While the opportunity to use the internet in innovative ways to the benefit of their artists is available to any gallery with WiFi, as bigger and more established move into the space, their visibility may decrease. Bigger galleries, then, can choose who they want their neighbours to be, creating a kind of digital displacement. The risk for dealers, like any venerable mom-and-pop shop in an area undergoing rapid commercial development, is displacement by larger, wealthier entities vying for the space. The internet, of course, is not bound by physical parameters—but it is limited by a user’s attention span.
"The internet has always been tied to geopolitics and consumption," Dean explains. This is just the first phase of many on a more local scale—"a kind of curatorial selection era”, she says of the gallery migration to online venues right now, even when it is by necessity and even when it comes to something as seemingly well-intentioned as Zwirner’s Platform series. “It’s ultimately closing the ranks.”

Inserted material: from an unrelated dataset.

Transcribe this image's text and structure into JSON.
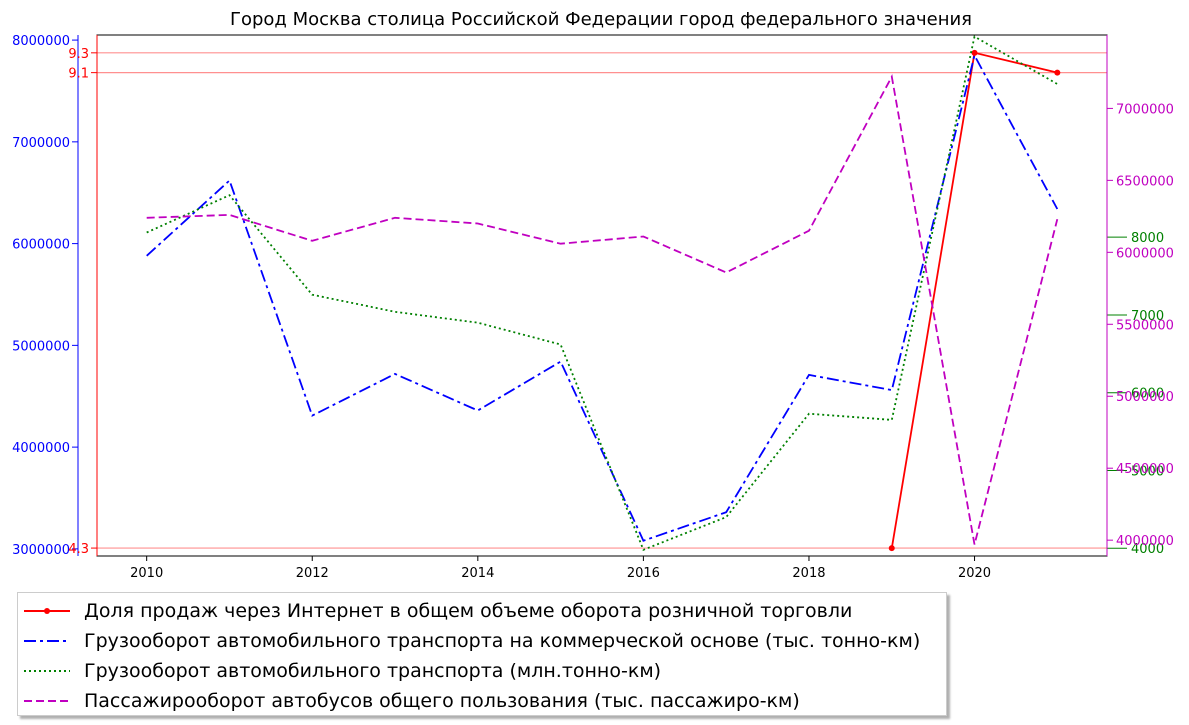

As the volume of online exhibitions grows, Sawon fears that not only will smaller galleries get overlooked in the same way they have been pushed out of art districts like Chelsea, true innovation in the realm of digital art will be lost in favour of the latest virtual or augmented reality feature.
“It's all just clogging people's attention bandwidth. This 360-degree navigation its bullshit, that kind of technology was already there," she says of the increasingly sophisticated viewing rooms being unveiled day after day. "This is a who’s-dick-is-bigger-fight, it has nothing to do with the art."
Yet Sawon maintains that she is optimistic. “I don’t have this vision that we are in the end game of culture. This crisis is also bringing radicalisation; there will be new ideas—no one needs to look to the mega galleries as gods,” she says. “Everyone should look to what they can do within their means.”